Julio Valdeón Blanco ha escuchado el nuevo disco de U2 y su decepción ha sido mayúscula: le confirma que el grupo, en lugar de seguir el camino que ellos mismo abrieron, prefiere emular a herederos como Coldplay.

 

 

—Viernes 11 septiembre

U2 lo tiene todo para dar el pelotazo con su nuevo disco, incluido un teléfono, imprescindible cuando se trata de llenar estadios. De hecho, bien pensado, en su fastuosa operación de marketing solo cuentan el teléfono y los estadios, mientras que el grupo saluda en el escenario casi por azar, como esos espontáneos que se cuelan en mitad de un partido de fútbol para hacer un calvo o pedirle matrimonio a la novia de toda la vida. El acabose se resume en que U2 hizo el otro día de telonero de un teléfono y en que los dueños del teléfono te regalan el disco incluso si no lo quieres. Yo, y otras decenas de millones, lo hemos escuchado (el disco, no el teléfono, que al menos de momento uno no escribe discos) y podemos concluir que U2 continúa en paradero desconocido, perdido en algún punto entre la publicación de «Zooropa», Davos y un teléfono. A alguno incluso le costará distinguir entre los tonos de llamada y las canciones. Comparten ambos la estridente insipidez de los sonidos nacidos con el chip de la caducidad instantánea. Cero sorpresas: empiezas por abrir para un teléfono, rodeado de ejecutivos, leopardos de Wall Street y abogados, y acabas dedicado a la facturación de cortinillas, banda sonora sincopada y en píldoras libres de contraindicaciones para anuncios de tarjetas de crédito.

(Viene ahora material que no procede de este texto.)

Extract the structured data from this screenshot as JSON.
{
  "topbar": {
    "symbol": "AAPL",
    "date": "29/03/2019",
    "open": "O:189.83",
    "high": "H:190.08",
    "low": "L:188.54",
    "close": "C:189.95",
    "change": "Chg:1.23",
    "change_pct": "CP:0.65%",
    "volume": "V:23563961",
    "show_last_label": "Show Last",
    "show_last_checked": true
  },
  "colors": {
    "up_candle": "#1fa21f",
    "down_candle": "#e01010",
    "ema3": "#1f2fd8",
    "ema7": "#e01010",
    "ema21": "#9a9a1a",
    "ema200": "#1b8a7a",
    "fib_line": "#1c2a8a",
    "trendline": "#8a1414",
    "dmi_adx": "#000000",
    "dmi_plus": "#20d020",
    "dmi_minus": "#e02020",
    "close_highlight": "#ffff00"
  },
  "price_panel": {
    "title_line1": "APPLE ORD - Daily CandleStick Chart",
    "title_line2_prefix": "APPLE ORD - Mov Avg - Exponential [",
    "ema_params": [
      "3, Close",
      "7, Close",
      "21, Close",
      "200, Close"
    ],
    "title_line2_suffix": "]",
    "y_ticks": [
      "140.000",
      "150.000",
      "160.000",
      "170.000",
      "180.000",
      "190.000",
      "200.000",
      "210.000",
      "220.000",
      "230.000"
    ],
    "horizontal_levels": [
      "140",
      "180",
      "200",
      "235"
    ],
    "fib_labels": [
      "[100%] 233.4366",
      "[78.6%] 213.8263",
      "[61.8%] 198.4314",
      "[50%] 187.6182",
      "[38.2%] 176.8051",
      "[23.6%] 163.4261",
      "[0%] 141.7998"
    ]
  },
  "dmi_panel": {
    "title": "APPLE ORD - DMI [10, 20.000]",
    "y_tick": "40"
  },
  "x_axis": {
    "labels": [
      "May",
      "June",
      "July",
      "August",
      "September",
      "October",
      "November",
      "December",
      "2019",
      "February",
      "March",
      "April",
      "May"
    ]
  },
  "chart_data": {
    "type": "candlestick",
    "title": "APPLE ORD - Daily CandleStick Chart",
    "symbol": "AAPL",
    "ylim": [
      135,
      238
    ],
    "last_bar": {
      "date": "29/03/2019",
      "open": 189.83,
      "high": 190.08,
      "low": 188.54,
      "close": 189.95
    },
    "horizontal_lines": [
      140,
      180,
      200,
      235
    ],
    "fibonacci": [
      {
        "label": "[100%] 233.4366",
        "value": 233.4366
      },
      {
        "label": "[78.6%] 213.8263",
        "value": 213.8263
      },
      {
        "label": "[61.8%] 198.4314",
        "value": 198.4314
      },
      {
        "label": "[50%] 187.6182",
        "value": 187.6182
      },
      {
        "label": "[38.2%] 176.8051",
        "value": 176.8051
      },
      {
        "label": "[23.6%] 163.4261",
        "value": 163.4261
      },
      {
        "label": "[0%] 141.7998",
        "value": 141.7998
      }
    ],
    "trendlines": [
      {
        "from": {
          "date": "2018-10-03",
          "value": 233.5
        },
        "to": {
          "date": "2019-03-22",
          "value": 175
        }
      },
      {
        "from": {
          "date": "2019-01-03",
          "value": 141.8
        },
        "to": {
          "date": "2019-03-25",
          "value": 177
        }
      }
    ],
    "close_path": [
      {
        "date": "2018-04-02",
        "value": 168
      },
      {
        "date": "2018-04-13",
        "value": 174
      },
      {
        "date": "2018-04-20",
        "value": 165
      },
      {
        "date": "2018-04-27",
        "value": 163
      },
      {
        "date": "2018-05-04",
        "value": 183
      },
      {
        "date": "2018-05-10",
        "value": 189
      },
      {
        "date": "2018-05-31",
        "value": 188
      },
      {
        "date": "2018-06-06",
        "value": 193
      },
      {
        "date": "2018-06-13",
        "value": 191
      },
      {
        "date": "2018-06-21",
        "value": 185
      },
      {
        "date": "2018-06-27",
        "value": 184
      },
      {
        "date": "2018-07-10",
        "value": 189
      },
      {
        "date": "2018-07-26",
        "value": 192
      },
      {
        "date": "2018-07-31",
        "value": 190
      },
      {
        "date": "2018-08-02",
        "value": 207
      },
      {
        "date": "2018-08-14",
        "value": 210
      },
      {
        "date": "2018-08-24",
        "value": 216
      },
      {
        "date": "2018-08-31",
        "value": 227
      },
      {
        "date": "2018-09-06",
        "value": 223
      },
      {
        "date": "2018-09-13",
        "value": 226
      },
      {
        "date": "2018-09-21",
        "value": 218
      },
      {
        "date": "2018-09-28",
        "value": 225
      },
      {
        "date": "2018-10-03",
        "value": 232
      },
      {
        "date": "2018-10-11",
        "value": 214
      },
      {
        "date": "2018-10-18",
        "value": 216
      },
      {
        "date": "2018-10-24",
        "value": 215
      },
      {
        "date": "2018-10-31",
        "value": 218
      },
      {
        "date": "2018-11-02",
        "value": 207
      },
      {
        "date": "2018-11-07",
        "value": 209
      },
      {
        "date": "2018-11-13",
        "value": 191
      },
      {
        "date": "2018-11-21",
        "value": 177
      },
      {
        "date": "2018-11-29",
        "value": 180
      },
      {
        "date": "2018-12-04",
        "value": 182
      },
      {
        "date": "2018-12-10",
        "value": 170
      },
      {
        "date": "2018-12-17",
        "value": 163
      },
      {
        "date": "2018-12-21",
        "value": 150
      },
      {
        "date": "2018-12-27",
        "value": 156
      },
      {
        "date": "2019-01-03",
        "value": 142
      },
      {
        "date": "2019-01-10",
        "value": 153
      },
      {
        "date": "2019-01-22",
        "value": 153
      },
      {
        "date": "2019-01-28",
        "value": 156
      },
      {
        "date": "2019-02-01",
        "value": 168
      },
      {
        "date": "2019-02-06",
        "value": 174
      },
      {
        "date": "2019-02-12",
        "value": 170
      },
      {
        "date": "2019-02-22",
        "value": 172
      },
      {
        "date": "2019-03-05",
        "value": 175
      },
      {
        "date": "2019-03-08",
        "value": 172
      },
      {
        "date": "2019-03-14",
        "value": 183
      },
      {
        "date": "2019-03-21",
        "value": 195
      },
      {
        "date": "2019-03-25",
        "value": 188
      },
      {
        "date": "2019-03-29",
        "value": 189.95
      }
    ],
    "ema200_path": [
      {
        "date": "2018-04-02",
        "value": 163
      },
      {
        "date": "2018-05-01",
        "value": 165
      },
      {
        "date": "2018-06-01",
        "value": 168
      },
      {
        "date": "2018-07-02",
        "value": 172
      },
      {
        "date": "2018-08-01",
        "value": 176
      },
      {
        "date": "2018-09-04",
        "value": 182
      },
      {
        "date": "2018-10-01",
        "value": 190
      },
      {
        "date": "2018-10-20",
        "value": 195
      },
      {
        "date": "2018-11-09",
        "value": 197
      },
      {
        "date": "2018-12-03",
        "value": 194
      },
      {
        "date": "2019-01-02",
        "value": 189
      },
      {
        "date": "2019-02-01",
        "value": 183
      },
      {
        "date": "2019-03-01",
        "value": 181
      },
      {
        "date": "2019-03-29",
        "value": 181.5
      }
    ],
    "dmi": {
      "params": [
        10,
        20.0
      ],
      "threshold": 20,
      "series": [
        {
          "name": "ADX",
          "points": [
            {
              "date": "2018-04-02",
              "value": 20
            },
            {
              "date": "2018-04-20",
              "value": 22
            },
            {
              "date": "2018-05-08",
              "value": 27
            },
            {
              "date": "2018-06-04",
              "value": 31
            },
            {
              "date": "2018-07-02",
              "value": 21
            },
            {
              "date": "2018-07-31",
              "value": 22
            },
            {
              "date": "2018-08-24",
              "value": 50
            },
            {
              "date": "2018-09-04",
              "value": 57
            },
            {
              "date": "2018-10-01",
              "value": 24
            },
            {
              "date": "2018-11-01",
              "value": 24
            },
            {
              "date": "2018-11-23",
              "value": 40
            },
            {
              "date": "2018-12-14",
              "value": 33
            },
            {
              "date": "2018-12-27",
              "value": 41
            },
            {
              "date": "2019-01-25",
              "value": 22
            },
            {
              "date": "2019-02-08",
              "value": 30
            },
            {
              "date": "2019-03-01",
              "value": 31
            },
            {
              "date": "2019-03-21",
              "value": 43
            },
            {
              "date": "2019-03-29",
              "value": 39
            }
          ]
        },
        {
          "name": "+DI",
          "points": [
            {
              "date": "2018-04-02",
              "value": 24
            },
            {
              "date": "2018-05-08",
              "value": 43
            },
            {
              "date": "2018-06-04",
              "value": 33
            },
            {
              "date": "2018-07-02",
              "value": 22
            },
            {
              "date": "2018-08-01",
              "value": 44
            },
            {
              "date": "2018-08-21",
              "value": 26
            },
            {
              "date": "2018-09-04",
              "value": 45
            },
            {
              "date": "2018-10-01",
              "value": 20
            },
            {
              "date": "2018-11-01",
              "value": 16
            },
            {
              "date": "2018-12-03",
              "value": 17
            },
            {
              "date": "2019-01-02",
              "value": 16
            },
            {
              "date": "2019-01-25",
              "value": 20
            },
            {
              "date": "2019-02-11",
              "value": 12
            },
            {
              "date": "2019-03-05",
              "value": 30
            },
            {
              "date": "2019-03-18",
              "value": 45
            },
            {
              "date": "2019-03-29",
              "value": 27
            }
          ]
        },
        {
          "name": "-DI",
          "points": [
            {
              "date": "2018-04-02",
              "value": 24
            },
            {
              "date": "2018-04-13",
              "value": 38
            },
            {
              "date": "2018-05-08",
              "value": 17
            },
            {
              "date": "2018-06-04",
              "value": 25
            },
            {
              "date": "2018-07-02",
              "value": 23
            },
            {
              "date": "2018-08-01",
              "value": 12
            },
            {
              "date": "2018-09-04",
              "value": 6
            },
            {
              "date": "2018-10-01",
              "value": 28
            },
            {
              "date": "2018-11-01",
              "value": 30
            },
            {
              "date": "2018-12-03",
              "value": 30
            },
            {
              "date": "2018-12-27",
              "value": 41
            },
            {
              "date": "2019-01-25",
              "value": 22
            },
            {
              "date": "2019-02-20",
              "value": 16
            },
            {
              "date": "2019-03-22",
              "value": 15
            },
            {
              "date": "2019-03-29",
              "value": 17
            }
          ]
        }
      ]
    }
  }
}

Nunca he profesado en el odio a Bono. Odiar carcome. Y desconfío del tiro al famoso, ese españolísimo runrún contra quien brilla, de las filípicas contra U2 por, uh, «mesiánicos», también del Bernabéu cuando ignora que Casillas es Casillas. Me lo digo varias veces, repasando los discos de los irlandeses, reclinado en la capilla por un fuego que muere. Sin reclamarlos para la lista de los elegidos, no la mía, entregaron clásicos abrumadores. Regalaban chulería por cada poro, un sonido arrebatador, unas canciones con nitroglicerina. Les debo, además, el concierto que más he disfrutado en un estadio, el de la gira veraniega del 92 en el Vicente Calderón (creo que sí, que fue en el 92). De aquellas glorias encuentro despojos, un calcañar aquí, una costilla, un conato de fosforescencia que lejos de alumbrar fastidia por calculado. Restos de una aventura que fue torrencial y parpadea agonizante, oculta tras el coro de las páginas salmón y las seguras cifras de venta de entradas.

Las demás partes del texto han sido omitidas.